*) Oleh: Dr. Slamet Muliono Redjosari
Eksistensi agama dipandang meresahkan dan mengkhawatirkan. Oleh karena itu, muncul gugatan yang menginginkan kebebasan tanpa menganut agama.
Hal ini bukan hanya menjadi tantangan bagi agama itu sendiri, tetapi juga menjadi pekerjaan bagi pimpinan agama.
Dengan adanya keinginan untuk tidak beragama, bisa jadi ini menunjukkan kegagalan para dai dalam meyakinkan pengikutnya tentang hakekat beragama, atau kegagalan penganut agama itu sendiri dalam menginterpretasi dan mempraktikkan agama sebagai nilai yang mendatangkan optimisme dalam beragama.

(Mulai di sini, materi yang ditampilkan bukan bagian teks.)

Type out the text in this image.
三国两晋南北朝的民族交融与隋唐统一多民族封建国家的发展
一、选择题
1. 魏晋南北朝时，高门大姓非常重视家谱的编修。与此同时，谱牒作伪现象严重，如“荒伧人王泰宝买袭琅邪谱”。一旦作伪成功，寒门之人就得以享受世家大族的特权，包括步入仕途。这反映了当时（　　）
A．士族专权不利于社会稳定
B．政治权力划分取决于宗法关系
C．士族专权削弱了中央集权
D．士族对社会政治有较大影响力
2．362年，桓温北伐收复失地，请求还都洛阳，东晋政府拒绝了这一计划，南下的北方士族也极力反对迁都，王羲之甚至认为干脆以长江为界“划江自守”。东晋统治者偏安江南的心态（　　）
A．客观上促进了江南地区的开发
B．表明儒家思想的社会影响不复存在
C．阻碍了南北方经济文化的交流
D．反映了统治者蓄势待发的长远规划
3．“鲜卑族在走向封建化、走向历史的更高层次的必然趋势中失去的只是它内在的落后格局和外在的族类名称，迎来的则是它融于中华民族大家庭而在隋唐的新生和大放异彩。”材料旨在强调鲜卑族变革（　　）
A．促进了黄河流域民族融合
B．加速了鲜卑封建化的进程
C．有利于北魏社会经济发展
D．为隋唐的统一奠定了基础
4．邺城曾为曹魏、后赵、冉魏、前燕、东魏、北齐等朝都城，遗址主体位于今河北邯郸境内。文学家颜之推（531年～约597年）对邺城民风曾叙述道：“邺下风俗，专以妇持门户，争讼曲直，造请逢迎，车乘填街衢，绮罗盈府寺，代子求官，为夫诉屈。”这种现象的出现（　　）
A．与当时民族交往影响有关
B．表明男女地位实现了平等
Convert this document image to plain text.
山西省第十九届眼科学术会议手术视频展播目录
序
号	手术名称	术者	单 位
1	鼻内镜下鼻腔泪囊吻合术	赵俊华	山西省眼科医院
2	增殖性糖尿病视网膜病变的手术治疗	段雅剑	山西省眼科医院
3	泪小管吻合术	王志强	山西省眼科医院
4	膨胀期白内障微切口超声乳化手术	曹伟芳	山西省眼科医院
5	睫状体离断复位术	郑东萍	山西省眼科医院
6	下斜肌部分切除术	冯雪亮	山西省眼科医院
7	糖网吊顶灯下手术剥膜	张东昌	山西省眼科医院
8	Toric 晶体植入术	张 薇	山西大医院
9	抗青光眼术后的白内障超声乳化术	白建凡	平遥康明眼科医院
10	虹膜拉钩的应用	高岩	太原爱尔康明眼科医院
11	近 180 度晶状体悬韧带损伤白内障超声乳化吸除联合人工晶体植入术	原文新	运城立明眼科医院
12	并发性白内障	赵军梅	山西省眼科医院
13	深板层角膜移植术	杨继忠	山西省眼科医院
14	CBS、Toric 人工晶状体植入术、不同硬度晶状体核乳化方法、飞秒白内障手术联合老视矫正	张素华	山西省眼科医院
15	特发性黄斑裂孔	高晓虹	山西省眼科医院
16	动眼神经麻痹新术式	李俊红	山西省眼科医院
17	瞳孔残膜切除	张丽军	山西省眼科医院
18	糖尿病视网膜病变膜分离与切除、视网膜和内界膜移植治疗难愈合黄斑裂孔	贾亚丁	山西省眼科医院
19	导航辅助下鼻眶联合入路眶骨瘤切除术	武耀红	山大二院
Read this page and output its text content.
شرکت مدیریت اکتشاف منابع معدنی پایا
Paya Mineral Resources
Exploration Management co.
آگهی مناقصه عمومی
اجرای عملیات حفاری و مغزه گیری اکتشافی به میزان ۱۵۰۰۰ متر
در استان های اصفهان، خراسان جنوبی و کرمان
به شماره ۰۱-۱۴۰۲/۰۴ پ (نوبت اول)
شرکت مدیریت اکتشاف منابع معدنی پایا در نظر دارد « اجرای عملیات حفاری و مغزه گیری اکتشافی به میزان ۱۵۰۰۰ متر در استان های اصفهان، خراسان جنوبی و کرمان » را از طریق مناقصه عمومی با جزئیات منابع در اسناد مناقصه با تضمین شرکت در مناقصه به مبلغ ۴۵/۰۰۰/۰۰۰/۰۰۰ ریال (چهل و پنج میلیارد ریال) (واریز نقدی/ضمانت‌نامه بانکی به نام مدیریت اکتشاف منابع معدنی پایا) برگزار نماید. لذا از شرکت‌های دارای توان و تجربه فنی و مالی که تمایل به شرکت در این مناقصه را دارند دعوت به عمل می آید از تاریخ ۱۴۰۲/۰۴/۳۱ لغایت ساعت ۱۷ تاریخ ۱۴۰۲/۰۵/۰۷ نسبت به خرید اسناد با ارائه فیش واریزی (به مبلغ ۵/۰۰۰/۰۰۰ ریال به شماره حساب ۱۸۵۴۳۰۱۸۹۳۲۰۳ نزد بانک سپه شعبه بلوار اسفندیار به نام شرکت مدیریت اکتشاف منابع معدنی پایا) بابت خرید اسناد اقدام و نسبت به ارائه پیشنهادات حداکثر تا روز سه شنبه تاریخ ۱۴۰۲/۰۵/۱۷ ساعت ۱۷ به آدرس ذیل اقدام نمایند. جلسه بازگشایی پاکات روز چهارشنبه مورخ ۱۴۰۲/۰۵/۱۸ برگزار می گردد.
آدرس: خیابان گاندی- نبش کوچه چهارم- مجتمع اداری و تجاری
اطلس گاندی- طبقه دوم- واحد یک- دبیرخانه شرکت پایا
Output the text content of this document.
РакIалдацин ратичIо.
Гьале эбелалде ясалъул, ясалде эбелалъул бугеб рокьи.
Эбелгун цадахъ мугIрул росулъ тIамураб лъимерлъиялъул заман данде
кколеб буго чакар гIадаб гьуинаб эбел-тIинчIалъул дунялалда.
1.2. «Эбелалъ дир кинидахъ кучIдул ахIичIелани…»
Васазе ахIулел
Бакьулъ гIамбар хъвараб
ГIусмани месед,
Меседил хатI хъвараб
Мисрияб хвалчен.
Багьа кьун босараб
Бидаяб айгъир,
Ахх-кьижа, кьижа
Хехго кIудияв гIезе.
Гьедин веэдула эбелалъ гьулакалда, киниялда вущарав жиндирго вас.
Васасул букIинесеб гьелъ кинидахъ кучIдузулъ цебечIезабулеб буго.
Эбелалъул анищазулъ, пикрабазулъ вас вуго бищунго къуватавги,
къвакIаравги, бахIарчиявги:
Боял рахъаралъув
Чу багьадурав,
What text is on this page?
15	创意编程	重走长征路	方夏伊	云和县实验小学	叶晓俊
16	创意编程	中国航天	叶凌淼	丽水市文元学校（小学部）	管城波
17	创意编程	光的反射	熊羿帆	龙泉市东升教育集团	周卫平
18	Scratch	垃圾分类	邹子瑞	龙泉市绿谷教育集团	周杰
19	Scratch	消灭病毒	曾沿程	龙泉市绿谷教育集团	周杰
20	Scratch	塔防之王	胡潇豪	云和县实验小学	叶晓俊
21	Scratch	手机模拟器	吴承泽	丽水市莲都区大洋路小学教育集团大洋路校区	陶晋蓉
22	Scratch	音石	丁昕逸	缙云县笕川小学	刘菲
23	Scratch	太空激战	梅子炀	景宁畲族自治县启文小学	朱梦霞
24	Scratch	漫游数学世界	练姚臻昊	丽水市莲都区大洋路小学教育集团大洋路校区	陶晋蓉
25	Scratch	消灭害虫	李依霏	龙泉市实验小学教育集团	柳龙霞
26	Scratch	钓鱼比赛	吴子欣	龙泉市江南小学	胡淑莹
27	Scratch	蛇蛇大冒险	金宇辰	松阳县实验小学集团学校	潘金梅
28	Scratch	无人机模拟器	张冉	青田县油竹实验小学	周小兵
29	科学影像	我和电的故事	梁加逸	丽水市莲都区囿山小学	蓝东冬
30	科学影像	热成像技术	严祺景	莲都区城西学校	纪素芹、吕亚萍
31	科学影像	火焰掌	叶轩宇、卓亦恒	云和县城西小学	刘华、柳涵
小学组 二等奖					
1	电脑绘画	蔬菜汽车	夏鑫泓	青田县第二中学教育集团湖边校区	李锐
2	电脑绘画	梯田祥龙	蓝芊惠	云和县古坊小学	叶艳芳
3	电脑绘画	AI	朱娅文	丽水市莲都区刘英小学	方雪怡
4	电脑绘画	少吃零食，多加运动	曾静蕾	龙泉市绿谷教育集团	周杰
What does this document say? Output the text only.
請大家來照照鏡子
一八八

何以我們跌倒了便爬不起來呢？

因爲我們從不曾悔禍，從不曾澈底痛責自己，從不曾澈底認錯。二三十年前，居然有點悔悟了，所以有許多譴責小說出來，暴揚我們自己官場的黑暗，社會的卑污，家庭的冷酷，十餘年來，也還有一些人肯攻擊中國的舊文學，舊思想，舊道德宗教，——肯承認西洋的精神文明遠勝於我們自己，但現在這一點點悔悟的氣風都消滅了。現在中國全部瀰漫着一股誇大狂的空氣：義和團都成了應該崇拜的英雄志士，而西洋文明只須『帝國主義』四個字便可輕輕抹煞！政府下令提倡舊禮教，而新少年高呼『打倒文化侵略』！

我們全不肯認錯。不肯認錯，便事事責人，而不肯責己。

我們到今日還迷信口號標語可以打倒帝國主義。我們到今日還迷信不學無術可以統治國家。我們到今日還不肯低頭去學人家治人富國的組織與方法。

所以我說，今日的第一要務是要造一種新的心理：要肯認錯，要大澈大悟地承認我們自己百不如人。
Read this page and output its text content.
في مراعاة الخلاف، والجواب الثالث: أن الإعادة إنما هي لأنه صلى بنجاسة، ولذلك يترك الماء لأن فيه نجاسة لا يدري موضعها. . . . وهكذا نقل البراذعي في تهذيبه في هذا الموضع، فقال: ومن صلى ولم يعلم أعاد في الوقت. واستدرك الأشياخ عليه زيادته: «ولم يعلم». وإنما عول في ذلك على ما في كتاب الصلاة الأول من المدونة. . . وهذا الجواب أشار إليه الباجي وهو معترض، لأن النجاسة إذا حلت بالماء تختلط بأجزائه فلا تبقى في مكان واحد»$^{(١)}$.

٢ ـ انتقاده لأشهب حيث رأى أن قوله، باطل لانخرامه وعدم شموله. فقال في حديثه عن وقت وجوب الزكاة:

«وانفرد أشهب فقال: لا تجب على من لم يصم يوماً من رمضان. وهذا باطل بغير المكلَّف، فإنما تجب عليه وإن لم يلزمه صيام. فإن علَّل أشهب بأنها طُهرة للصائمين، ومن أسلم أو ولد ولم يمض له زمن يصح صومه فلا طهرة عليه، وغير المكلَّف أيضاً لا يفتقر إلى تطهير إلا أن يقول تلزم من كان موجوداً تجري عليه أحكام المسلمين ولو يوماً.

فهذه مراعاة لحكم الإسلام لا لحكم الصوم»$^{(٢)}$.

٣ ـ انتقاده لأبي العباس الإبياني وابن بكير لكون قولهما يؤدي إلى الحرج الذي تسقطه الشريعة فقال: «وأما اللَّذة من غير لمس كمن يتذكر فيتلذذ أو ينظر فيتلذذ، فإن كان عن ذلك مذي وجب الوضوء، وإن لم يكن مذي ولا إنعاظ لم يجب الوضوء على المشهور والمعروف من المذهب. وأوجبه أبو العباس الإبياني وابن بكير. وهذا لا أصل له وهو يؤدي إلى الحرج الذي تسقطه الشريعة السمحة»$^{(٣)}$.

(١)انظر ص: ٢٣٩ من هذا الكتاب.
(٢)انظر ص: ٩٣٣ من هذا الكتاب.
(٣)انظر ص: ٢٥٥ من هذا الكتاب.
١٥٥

Yang lebih memprihatinkan adalah munculnya pemurtadan yang dilakukan oleh pihak-pihak eksternal terhadap generasi Islam, baik secara terbuka maupun sistematis.
Menggugat Agama
Beragama dipandang sebagai hal yang menggelisahkan, sehingga ada keinginan untuk bebas tak beragama.
Kegelisahan inilah yang mendasari Raymond dan Indra Syahputra menggugat Undang-Undang yang meminta Mahkamah Konstitusi (MK) untuk memperbolehkan warga tidak menganut agama.
Surat permohonan bernomor 146/PUU-XXII/2024 itu merupakan fakta yang menggelisahkan sebagian warga negara yang menganggap beragama justru membuat diri mereka tidak tenang atau jauh dari kebahagiaan.
Bagi mereka, tidak beragama merupakan bagian integral dari hak asasi manusia. Beragama dipandang penuh dengan norma-norma yang menekan, sehingga tidak memberikan kebebasan.
Terlebih lagi, dalam masyarakat yang pluralistik, kebebasan untuk tidak beragama dipandang sebagai sebuah keniscayaan dan harus diberi ruang seluas-luasnya.
Dalam konteks ini, mewajibkan memeluk agama bertentangan dengan kehidupan modern yang memberikan kepada setiap individu kebebasan untuk tidak beragama.
Apalagi melihat realitas, mereka yang beragama tidak tercermin dalam kehidupan sosialnya, seperti beragama tetapi melakukan korupsi, menipu, atau bertindak dzalim.
Dalam pandangan mereka, beragama tidak membuat pribadi lebih religius, tetapi justru menjadikan agama sebagai alat untuk memperkaya diri.